Increased production of hyaluronic acid (GAG) causes fluid retention and swelling in the orbital tissues5). Inflammatory cytokines such as TNF-α, IL-6, and IL-1β continue to be produced, and tissue injury and fibrosis progress4).
IGF-1 receptor (IGF-1R) forms a complex with TSHR and cooperatively contributes to activation of orbital fibroblasts7). This is the basis for teprotumumab targeting IGF-1R.
Compression of the posterior commissure from dorsal midbrain disease (pineal tumor, hydrocephalus) damages the upper eyelid-depressing neurons of the oculomotor nucleus that innervate the levator palpebrae superioris, causing eyelid retraction. The combination of Collier’s sign (bilateral eyelid retraction) and Parinaud syndrome (upgaze palsy, convergence-retraction nystagmus, and impaired pupillary light reflex) is a characteristic sign complex of dorsal midbrain lesions.
The natural course of thyroid eye disease follows the Rundle curve6), reaching a plateau after 6 to 18 months of the active inflammatory phase after onset and then gradually stabilizing. During the inflammatory phase, eyelid retraction, proptosis, and diplopia fluctuate and progress; in the stable phase, they may improve slightly, but once fibrotic changes are fixed, spontaneous improvement is unlikely.

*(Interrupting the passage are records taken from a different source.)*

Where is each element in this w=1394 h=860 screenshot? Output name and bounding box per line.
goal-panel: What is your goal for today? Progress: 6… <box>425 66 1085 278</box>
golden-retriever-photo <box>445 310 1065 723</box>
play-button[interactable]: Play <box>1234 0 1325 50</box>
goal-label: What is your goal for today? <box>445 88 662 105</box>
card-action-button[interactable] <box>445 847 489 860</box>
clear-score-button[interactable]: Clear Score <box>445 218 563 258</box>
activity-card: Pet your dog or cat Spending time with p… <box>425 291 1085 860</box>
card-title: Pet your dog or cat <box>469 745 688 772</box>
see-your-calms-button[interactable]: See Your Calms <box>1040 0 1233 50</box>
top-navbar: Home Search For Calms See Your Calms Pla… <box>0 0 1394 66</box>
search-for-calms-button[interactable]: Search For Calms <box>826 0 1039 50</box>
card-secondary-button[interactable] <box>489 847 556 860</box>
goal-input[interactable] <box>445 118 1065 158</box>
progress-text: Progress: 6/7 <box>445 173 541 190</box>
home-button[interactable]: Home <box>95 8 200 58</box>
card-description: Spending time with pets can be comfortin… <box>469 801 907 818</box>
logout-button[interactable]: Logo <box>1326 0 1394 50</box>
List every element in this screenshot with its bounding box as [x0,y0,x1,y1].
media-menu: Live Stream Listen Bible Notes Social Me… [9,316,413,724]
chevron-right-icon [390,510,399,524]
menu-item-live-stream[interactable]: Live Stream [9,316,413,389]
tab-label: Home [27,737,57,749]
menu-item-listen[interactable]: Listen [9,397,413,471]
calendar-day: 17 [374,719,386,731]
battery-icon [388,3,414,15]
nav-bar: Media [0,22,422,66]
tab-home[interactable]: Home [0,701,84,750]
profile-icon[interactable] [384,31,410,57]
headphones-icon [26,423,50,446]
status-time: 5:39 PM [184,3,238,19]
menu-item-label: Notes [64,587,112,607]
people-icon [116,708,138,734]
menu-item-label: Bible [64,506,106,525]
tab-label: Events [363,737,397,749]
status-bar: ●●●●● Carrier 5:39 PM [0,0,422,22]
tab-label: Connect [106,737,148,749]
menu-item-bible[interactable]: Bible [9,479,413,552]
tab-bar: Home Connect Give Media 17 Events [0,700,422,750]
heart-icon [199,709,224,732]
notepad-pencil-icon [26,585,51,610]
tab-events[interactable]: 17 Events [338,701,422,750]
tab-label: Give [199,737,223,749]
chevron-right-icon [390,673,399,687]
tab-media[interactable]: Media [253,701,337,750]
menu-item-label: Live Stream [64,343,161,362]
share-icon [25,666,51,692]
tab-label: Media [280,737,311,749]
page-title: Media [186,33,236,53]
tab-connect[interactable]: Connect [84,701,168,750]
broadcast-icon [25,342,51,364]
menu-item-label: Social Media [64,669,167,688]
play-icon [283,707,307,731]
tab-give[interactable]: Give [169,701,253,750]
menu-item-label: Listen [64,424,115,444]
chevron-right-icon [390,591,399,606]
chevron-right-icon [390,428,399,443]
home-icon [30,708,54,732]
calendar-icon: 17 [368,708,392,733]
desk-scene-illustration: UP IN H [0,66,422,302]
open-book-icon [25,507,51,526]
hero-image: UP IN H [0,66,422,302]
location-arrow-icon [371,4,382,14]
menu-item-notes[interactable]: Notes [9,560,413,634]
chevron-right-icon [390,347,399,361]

Treatment of active TED with teprotumumab has shown significant improvement in proptosis and diplopia7), and improvement in eyelid retraction has also been reported. Surgical treatment (levator recession and Müller muscle resection) can achieve stable results when performed during the inactive stable phase. Undercorrection or overcorrection after surgery may require reoperation.
Compressive optic neuropathy (DON) occurs in about 5% of TED patients and requires urgent orbital decompression or high-dose steroid treatment5). Color vision changes, relative afferent pupillary defect (RAPD), and visual field defects are early signs, and regular follow-up is important. Long-standing eyelid retraction and lagophthalmos can cause corneal ulceration and corneal scarring, leading to visual impairment. The impact on quality of life is substantial, with cosmetic concerns, diplopia, and visual dysfunction occurring together1).
The usual sequence for orbital and eyelid surgery is: 1) orbital decompression (to reduce proptosis and address optic nerve compression) → 2) strabismus surgery (to correct diplopia caused by fibrosis of the extraocular muscles) → 3) eyelid surgery (to correct eyelid retraction). Because postoperative changes in the earlier steps can affect eyelid position, the next surgery is performed only after stability is confirmed.